It is rare that I get to write about kind of breaking news.
Today there were two separate reports about insurance companies.
12/4/24- United Healthcare CEO Andrew Witty was fatally shot by an unknown assailant outside of a hotel in New York City, and the killing was captured on hotel surveillance. The victim was due to host an investor day in a Hilton hotel. The suspect has not been located. United Healthcare is the largest private health insurer in the U.S.
I don’t have a lot to add except that United Health Care had the largest denial of care rate of all the major insurers.
11/14/24- (not sure why this is just gaining traction today)- Anthem Blue Cross Blue Shield announced that it would not be paying anesthesia costs for the entire duration of a surgery in 3 states. The states are Connecticut, New York, and Missouri. Instead, it would only pay for a certain amount of hours of surgery. Presumably, the patients or the hospital, or the anesthesiologist would have to eat the remaining cost of the anesthesia.
Wow.
No idea where this idea came from. Greed, probably. The insurance parent company reported a 24% year-over-year profit increase in June 2024.
No idea how the decisions were made for how long each surgery will be covered. Presumably not by surgeons.

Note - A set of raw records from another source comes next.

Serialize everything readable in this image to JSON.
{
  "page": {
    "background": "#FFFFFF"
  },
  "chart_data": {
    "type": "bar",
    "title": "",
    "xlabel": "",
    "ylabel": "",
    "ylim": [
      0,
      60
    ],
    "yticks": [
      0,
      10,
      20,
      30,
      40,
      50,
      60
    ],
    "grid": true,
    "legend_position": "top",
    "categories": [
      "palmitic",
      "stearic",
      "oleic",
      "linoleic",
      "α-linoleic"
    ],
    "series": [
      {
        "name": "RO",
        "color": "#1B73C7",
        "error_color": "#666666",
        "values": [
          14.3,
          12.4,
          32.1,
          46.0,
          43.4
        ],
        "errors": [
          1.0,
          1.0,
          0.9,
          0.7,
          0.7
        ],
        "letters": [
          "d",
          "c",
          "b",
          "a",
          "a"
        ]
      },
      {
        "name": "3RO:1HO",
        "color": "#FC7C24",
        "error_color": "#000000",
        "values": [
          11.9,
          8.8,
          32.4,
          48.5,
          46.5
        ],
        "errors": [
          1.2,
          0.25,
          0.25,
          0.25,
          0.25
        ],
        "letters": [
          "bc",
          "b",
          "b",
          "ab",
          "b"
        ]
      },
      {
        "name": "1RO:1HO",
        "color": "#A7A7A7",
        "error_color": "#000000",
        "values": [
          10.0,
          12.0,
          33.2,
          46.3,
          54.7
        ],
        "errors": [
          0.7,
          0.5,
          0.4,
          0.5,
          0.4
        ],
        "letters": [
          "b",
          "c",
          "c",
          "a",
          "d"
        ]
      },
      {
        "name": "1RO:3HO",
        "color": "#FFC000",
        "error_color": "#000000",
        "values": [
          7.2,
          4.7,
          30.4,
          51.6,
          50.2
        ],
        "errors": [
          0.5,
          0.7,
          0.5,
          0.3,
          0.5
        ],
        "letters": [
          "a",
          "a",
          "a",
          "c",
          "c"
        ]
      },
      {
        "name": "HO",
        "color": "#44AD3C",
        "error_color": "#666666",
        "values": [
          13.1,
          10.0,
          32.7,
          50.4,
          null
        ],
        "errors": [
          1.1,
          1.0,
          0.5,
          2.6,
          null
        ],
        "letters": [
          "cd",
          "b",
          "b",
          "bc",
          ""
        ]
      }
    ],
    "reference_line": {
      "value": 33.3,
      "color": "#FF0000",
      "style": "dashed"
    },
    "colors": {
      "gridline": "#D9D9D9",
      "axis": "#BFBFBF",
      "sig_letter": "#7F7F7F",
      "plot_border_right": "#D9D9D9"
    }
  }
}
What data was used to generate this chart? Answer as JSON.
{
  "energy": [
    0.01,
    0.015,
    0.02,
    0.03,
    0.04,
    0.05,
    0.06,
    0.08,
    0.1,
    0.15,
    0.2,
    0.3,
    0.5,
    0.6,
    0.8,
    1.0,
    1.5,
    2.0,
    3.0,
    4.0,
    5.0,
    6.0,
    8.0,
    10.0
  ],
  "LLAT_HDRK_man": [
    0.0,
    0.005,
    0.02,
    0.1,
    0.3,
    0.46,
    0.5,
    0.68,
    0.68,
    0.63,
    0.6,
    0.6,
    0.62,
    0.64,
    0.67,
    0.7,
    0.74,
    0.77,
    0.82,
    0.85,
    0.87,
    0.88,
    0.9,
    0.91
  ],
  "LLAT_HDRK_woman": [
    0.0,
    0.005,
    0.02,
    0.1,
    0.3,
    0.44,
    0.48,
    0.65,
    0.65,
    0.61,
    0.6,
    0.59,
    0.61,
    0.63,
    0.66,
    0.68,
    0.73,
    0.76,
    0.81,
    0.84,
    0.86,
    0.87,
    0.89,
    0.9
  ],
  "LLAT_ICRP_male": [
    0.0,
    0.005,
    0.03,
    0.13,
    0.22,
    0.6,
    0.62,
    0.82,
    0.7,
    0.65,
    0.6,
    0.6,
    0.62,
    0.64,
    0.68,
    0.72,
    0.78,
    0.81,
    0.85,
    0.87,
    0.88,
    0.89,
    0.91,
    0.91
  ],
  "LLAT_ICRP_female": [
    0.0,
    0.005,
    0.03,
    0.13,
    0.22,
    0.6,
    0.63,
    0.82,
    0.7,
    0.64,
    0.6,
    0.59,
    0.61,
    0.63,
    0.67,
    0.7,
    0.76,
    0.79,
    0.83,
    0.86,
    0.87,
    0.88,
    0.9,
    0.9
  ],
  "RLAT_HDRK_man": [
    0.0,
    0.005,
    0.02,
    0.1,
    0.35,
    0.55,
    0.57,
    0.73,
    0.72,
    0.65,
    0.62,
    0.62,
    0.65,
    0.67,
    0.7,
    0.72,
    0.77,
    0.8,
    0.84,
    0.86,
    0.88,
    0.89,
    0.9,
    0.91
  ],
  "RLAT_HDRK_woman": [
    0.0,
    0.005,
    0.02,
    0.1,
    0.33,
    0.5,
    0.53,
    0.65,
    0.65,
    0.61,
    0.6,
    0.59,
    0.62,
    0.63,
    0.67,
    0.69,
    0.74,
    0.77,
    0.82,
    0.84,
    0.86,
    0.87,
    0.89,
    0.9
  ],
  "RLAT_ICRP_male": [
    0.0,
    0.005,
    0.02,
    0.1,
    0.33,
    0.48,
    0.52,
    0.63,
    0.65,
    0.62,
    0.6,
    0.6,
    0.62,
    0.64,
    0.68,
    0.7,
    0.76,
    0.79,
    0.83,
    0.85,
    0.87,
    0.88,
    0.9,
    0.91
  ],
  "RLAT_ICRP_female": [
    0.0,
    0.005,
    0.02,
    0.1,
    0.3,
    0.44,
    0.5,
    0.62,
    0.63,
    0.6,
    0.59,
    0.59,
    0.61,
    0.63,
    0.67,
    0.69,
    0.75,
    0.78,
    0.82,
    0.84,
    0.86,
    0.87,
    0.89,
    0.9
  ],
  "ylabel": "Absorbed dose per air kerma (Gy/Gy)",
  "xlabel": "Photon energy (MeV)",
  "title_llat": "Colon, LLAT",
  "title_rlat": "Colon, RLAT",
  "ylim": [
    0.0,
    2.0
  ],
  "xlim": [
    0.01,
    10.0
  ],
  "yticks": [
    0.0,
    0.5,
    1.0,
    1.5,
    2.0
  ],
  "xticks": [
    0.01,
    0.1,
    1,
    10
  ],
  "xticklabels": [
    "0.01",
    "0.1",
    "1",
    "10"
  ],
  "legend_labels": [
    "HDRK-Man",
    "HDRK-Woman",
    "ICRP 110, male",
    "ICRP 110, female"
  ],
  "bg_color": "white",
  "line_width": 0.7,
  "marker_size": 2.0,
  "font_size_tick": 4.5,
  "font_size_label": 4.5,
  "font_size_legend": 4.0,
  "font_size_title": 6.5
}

Because a surgeon would know and understand that there are unforeseen things that can happen during surgery that would make it longer. Does the insurance brain trust that came up with this think that surgeons are just making surgeries longer for the hell of it?
To me, 2 1/2 years into a research degree, this smacks of pilot study.
To be expanded to other states when they can.
You know, for the money. Certainly not for the patients.